There will be an early glimpse of what Harrington and his 12-man team can expect when Europe take on the United States in the Solheim Cup in early September. The LPGA last reported that event in Toledo is “all systems go” in respect of capacity crowds. Unlike the male equivalent, though, tickets do remain on sale for the match at the Inverness Club. Catriona Matthew’s European team are even bigger underdogs than Harrington’s.
There remain matters worthy of more concern than whether or not Jon Rahm can be roared to glory against Tony Finau by men in Callaway caps and polyester polo shirts. Nonetheless, people see Ryder Cups as trips of a lifetime. More significantly, the event itself benefits from an element of rivalry in the galleries. In black and white, the United States and Europe playing each other at golf is not particularly a big deal. When tribal elements come into it and when players revel in the highly-charged atmosphere – for example, Rory McIlroy versus Patrick Reed in 2016 – its status is enhanced. “It’s just this amazing atmosphere with fans pulling for their team,” explained Jim Furyk. “You see players, like me, who are not usually emotional on the golf course, pumping their fists and screaming at the top of their lungs.”

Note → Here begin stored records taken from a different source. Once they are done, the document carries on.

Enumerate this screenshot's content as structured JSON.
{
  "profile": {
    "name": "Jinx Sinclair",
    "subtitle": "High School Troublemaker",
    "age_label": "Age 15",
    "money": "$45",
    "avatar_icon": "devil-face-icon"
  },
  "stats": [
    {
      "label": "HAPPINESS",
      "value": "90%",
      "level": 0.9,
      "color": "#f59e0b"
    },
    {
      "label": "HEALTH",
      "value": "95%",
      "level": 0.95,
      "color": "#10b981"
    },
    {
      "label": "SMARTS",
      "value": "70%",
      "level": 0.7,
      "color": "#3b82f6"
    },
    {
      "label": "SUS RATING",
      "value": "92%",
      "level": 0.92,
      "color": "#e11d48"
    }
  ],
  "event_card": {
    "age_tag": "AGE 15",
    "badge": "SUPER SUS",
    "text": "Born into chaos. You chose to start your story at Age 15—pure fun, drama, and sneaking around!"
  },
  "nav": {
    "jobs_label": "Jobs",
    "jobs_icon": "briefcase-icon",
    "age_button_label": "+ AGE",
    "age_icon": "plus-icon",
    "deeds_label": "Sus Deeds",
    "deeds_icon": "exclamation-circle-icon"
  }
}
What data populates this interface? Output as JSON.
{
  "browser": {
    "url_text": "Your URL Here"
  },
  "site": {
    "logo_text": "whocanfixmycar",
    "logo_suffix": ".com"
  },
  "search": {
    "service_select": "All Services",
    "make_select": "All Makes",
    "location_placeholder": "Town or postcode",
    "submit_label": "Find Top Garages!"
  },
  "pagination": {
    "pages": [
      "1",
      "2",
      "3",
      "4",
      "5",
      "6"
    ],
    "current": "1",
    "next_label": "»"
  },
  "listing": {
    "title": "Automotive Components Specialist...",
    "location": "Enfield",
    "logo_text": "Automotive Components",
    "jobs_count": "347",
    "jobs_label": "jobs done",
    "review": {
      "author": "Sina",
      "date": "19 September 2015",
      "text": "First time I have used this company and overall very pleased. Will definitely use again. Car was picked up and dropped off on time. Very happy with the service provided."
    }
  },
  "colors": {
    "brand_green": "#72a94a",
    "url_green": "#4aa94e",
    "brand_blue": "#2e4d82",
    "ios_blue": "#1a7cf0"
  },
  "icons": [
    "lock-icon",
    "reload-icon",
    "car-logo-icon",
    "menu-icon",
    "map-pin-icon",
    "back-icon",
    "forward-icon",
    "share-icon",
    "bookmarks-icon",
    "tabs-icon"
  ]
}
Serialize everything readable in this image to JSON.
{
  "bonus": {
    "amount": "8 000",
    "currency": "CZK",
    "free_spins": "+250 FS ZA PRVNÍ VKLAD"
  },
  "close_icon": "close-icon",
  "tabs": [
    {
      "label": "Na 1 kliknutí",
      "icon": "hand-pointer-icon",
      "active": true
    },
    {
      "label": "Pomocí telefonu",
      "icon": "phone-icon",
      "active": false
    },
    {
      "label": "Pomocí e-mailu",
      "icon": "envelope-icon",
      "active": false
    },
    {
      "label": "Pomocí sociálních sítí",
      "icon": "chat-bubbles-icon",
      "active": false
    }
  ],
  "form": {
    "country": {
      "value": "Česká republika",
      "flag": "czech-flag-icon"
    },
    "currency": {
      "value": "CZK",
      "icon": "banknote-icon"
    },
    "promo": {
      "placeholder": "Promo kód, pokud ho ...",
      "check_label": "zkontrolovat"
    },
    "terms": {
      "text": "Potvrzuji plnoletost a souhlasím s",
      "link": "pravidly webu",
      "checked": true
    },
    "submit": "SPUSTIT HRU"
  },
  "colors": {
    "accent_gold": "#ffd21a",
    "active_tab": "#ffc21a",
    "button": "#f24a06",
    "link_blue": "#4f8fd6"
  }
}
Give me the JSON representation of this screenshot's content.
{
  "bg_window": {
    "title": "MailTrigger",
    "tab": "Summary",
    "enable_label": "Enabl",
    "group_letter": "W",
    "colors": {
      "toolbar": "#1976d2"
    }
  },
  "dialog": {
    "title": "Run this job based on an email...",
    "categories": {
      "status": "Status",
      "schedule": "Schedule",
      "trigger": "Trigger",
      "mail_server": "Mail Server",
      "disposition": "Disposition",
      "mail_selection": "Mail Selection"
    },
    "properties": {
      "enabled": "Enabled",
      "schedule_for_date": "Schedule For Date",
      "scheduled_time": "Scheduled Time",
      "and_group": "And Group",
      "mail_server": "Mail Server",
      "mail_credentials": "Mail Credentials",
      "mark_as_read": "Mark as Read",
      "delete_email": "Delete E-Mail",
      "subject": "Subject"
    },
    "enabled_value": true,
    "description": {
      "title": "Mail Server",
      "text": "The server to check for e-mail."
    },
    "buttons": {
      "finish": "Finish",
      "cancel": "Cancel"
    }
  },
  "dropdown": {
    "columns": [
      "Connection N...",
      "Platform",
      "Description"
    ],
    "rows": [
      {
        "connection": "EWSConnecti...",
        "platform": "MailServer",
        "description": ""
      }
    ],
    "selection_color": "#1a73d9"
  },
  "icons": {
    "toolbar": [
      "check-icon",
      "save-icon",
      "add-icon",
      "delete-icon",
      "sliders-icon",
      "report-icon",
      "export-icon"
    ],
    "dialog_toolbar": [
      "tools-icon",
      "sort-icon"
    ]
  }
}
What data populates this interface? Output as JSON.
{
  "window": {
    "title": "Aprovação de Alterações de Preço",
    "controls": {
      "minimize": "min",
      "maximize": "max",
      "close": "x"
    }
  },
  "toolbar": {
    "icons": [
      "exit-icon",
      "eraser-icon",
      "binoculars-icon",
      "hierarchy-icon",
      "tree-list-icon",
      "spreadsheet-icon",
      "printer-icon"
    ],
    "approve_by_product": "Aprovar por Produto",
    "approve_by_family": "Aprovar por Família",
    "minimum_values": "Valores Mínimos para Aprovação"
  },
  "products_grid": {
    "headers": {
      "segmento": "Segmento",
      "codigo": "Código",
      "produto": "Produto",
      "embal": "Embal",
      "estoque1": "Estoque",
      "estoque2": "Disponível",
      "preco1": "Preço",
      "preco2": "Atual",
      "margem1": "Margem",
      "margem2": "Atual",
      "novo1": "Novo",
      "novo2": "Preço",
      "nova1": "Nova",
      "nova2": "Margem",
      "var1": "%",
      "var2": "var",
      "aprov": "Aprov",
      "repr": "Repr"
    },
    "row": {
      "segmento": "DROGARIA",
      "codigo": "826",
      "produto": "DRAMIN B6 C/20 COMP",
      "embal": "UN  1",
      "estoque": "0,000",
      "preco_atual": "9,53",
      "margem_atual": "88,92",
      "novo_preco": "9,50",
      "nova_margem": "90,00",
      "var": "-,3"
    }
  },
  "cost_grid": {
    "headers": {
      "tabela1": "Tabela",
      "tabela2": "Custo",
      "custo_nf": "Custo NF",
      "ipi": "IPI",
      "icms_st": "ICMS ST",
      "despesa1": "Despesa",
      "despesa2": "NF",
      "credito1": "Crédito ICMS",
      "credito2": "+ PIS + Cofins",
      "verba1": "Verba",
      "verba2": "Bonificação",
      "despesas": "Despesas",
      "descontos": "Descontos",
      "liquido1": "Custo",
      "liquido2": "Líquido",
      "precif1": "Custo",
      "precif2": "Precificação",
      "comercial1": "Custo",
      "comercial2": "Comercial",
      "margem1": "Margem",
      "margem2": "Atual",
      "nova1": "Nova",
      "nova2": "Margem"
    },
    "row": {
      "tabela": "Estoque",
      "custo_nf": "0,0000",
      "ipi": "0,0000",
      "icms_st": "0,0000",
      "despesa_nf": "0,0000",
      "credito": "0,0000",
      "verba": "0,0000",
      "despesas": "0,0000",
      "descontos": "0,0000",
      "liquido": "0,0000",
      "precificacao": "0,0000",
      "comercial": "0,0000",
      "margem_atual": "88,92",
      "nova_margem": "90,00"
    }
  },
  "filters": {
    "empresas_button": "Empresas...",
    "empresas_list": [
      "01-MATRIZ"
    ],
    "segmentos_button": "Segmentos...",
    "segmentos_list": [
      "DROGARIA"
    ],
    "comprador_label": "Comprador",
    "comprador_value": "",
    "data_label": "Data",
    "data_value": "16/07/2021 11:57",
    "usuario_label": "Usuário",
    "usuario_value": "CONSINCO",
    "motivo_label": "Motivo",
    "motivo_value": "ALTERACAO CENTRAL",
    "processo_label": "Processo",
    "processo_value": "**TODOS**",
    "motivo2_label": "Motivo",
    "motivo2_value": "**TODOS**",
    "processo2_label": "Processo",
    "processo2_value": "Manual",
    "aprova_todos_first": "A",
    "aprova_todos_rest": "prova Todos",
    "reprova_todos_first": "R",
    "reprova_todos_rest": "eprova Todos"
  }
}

In 1927, boat decks were not crammed with Great Britain supporters before the inaugural Ryder Cup matches in Massachusetts. Now, however, this is an occasion of global standing. The recent British & Irish Lions series in South Africa is not a particularly valid comparison either as there were no fans present. In the Ryder Cup, odds already stacked in favour of the hosts will be shortened further by supporters screaming almost entirely in one direction. Without being anybody’s fault, this merely adds to Harrington’s challenge and, without question, diminishes the spectacle.